Also ich habe so etwas ähnliches schon gemacht - damals noch als real 3D-animation mit Vektoren und so (da ist dann mein Bus über die Landkarte gefahren) aber das gehört wohl in ein anderes Forum. Versuch es mal mit dem Schrift-Tutorial von der Seite http://www.wrigleyvideo.com. Dort wird nur Premiere und Photoshop verwendet und bis auf eine Maske ist dann nur noch eine Filtereinstellung zu animieren. Ich denke einfacher geht`s nicht.


----------



## MXIII (1. September 2008)

Hallo

Hab grad ein ähnliches Problem deshalb schreib ich mal hier rein.Ich arbeite allerdings in after effects. Ich animiere auch grad eine Stadtrundfahrt. Den Strich habe ich auch schon über das masken werkzeug animiert. Da der die Route auf dem Stadtplan aber wesentlich größer ist als der sichtbare bereich habe ich grad ein problem mit der kameraführung. Gibt es irgendwo einen befehl, dass wenn der rote strich sich aufbaut, die kamera ihm automatisch folgt ohne alle keyframes selber perhand zusetzen? 

Perfekt wäre es:

Der rote strich startet unten rechts in der ecke. Sobald er in der mitte ist, beginnt die Kamera ihm zu folgen und die sich aufbauende linie bleibt permanent in der Mitte. geht das irgenwie?
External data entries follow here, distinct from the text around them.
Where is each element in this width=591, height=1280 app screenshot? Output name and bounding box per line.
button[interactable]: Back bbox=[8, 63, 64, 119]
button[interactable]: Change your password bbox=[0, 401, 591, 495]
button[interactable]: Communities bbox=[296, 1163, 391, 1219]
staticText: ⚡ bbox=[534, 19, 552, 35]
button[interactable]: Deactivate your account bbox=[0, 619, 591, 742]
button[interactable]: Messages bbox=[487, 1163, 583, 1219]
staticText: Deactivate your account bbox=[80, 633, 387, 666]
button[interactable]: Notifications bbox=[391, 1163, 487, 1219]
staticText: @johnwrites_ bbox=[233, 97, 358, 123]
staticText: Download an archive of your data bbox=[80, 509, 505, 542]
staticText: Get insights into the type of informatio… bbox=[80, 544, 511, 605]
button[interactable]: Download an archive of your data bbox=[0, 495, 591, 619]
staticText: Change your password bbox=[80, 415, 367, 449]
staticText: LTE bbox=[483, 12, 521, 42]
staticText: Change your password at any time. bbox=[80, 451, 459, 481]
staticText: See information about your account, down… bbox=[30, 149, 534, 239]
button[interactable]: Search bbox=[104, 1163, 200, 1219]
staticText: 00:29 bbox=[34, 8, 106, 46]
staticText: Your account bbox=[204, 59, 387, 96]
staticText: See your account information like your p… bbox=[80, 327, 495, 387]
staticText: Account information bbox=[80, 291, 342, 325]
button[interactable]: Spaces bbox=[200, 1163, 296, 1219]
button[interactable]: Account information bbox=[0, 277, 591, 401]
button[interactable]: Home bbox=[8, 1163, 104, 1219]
ich habe zZ alle keyframes selbstgesetzt und die kamera geschoben, sieht aber ziemlich abgehackt in der bewegung aus. Ausserdem hab ich beim ersten Bild die gefuscht und die stadtplanbilder lagen nicht übereinander .... jetzt hab ich keine lust das alles nochmal zu machen...

gruß Moritz


----------



## chmee (1. September 2008)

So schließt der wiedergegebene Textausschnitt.